OPERATION FLASHPOINT
Eğer hızlı bir aksiyon arıyorsanız, Operation Flashpoint’in “gerçekçilik unsurları” hiç hoşunuza gitmeyecektir. Çünkü hiçbir şey “anında” olmuyor. Bir çatışmaya girmek için bazen dakikalarca sürünüyor ve ağır ağır ilerliyorsunuz, çatışma başladığında ise ne olup bittiğini bile anlamadan sona eriyor.
Grafiksel açıdan, çok etkileyici oyun. 150 km’ye varan açık alanlar söz konusu ve ayarları köklerseniz görülebilecek ne varsa görebiliyorsunuz. Aynı şeyi ses efektleri için de söyleyebiliriz. Şöyle dört adet hoparlörü de güzelce kompüterin etrafına döşemişseniz, kendinizi Normandiya Çıkartması’ndaymış gibi hissedebilirsiniz, tam olması gerektiği gibi.
THE WITCHER III
Daha önce hiç The Witcher oynamadıysanız bile bu oyunu oynayın. Skyrim’den beri kendinizi bırakacak devasa bir oyun evreni arıyorsanız bu oyunu oynayın. RPG, FPS, strateji… Fark etmez. Hangi türü seviyor olursanız olun bu oyunu oynayın.

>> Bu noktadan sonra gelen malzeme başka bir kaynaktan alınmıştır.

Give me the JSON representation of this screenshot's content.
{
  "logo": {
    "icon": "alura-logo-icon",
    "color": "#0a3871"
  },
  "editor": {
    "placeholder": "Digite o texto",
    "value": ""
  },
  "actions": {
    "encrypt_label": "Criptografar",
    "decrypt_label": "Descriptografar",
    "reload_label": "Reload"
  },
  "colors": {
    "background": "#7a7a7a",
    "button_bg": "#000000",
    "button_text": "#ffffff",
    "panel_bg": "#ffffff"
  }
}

Her şeyden önce The Witcher 3 insanın içine işleyen bir CD Projekt destanı. Muhteşem ezgilerle bezenmiş müziklerinden tutun da her bir parçası incelikle oluşturulmuş görevlerine kadar emek kokuyor.
The Witcher ilk kez açık dünya ile bizlere sunuluyor. Ancak oyun Skyrim gibi bir açık dünya sunmuyor ki bu nokta çok ama çok önemli. Yani atınıza atlayıp daha ilk bölümde Kaer Morhen’e gidemiyorsunuz. Oyun sizi bölgelerle sınırlıyor. Dinamik hava koşulları, aydınlatma ve çevrenizdeki detaylar daha önce hiçbir açık dünya oyununda görmediğim bir incelikle işlenmiş. Zaten muhteşem müzikler ve son derece başarılı seslendirmeler The Witcher III’ün eşsiz atmosferini tamamlayan yapı taşları oluyor.
COMPANY OF HEROES
Birçoğumuz Relic’in strateji oyunu, Warhammer: Dawn of War’u biliyoruz. Bu türe getirdiği yeni soluk ile birçok oyun severin kalbinde taht kuran firma, aynı oyun tarzını Company of Heroes’a taşımış. Başladığınız andan itibaren oldukça yoğun bir atmosfer içinde geçiyor CoH.
CoH, render edilmiş sinematikleri unuttuğumuz şu günlerde, ilaç gibi başlangıç videosu ile başlıyor. Ardından nerede ise hiç fark ettirmeden oyunun motoruna geçiyor. Oyun 1944 yılında Almanların kontrolü altındaki Normandiya’nın müttefikler tarafından istilası üzerine odaklanıyor, yakın mevziiler arasında geçen piyade ve zırhlı araçlar arasında geçen çatışmalar ağırlıkta.
Aldığı her puanı ve parayı en sonuna kadar hak ediyor. Özellikle strateji sevenlerden iseniz kesinlikle kaçırmayın. Vereceğiniz her kuruşa değecektir.